Но смысл его заголовков – не только бедствия войны. Ведь один из них, «Смерть соборов», не придуман задним числом, а появился уже при первой публикации соответствующей статьи задолго до войны (вероятно, он и подсказал Прусту новый заголовок цикла «Памяти убитых церквей» – но он же и заставил вывести за рамки цикла сам этот текст, дабы часть не называлась почти так же, как целое). Повод для того, первого заголовка был другой, «мирный», – новый закон об отделении церкви от государства, который вел, помимо прочего, к закрытию многих храмов в стране и к утрате прекрасных обрядов, которые в них отправлялись. Повод – другой, а пафос прустовской статьи – тот же самый, как бы предвосхищающий еще далекую войну.

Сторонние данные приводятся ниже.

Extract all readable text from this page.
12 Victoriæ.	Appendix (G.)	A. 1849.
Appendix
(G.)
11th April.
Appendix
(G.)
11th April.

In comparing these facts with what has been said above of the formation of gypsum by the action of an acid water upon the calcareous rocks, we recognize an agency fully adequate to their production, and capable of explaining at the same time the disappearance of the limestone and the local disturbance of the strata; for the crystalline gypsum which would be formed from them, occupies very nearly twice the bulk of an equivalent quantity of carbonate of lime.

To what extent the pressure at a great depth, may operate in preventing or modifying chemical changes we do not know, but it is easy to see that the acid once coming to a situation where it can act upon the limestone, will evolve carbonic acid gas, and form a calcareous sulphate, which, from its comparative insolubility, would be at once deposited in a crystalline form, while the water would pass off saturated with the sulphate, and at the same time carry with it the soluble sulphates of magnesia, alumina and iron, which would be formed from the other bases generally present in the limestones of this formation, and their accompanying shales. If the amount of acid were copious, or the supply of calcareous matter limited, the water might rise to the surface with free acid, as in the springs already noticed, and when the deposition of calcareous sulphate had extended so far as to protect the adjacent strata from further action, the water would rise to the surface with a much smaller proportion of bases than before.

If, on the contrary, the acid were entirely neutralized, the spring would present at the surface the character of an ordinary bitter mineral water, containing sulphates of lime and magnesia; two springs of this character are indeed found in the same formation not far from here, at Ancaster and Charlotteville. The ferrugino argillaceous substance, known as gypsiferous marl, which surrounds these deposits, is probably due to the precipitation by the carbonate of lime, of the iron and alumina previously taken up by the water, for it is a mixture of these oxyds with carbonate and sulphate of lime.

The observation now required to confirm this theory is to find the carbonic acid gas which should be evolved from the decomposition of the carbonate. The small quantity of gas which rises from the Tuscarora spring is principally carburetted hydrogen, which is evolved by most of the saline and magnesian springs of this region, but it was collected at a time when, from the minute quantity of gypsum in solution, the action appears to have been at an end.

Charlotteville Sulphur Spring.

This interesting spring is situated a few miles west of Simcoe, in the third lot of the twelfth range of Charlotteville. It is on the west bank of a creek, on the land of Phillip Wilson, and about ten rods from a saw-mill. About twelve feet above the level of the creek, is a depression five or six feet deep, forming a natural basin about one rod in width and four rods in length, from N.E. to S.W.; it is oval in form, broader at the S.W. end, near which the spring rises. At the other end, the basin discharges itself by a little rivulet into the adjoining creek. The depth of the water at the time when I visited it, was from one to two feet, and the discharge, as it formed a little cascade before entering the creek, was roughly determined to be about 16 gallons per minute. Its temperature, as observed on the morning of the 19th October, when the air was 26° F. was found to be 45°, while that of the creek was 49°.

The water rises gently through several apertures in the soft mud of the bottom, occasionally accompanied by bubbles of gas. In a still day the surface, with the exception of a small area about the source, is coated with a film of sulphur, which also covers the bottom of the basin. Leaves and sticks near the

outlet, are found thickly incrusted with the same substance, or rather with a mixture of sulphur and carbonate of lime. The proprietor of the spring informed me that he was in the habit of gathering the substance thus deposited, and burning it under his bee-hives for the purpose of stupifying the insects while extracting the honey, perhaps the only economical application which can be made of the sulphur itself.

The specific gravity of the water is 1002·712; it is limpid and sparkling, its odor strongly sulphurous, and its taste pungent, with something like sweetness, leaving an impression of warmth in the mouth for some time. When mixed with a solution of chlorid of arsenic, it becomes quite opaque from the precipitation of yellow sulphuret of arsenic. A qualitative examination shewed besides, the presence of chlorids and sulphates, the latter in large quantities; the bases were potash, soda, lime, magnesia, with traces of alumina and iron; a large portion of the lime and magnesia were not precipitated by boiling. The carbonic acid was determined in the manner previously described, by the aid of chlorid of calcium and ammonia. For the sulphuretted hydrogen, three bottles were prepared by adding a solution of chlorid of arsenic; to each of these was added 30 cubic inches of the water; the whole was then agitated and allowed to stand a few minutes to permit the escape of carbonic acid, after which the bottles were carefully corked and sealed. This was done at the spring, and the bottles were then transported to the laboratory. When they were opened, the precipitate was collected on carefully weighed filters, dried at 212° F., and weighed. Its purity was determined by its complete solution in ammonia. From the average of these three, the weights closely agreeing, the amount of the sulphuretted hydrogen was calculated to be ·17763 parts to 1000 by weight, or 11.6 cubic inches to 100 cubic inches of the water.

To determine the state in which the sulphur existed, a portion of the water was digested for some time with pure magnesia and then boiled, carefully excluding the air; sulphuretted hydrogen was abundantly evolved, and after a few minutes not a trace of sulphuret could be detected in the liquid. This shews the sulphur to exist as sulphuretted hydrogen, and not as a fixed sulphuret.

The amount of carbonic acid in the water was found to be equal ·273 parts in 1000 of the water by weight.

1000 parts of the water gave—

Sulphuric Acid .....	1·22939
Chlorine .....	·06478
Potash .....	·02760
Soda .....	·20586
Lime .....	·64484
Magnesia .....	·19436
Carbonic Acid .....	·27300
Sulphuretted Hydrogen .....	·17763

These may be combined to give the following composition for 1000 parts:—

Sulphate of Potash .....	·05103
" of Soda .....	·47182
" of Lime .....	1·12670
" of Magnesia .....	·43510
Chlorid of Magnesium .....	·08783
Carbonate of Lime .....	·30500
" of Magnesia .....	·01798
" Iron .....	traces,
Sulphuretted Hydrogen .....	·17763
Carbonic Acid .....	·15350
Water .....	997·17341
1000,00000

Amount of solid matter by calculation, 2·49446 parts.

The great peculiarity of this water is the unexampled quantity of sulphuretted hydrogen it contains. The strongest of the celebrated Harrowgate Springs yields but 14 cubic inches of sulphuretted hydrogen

Средневековые памятники зодчества еще с романтической эпохи стали восприниматься в Европе как величественные, но и хрупкие, уязвимые остатки исторического прошлого – что-то вроде динозавров, останки которых как раз в ту же пору открывались и восстанавливались учеными. Сначала английские готические романисты научили европейскую публику ощущать в средневековой архитектуре вместилища иного, чуждого, потенциально опасного пространства. Потом те же средневековые здания стали восприниматься как достояние национальной культуры, в середине XIX века французский архитектор Виолле-ле-Дюк прославился их реставрацией, порой весьма вольной по отношению к первозданному облику сооружения. Еще раньше во Франции развернулась дискуссия о так называемой черной банде – земельных спекулянтах, которые скупали поместья у обедневших аристократов и распродавали их по частям мелким хозяевам, а те ничтоже сумняшеся сносили стоявшие там феодальные замки. Против действий «черной банды», в защиту национального наследия писал обличительные стихи молодой романтик Виктор Гюго, а либеральный публицист Поль-Луи Курье в своих памфлетах возражал, что новые землевладельцы-крестьяне, может, и не чтут наследственных развалин, зато куда лучше хозяйствуют на земле и тем самым способствуют процветанию современной Франции… Наконец, в 1831 году тот же Виктор Гюго выпустил книгу, имевшую самый мощный резонанс в спорах о готике, – роман «Собор Парижской Богоматери», в котором признавал неизбежную гибель средневекового монументального искусства в силу эпохального перехода от цивилизации соборов к цивилизации книг («Это убьет то»). Одним словом, мысль об умирании готических зданий, о необходимости защищать их от «убийства» современной цивилизацией имела ко времени Пруста уже вековую традицию. Эти сооружения стало привычным рассматривать не как странные и уродливые обломки темного Средневековья, а как важнейший и ценнейший элемент культуры. Слово «культура» сильно задержалось с появлением во французском языке, и сам Пруст употребляет его лишь в кавычках, да еще и со ссылкой на иностранного, американского автора («Конечно, для какого-нибудь Эмерсона „культура“ значит так же много…»); но идея культуры существовала еще до словесно оформленного понятия, и Пруст был к ней весьма чуток.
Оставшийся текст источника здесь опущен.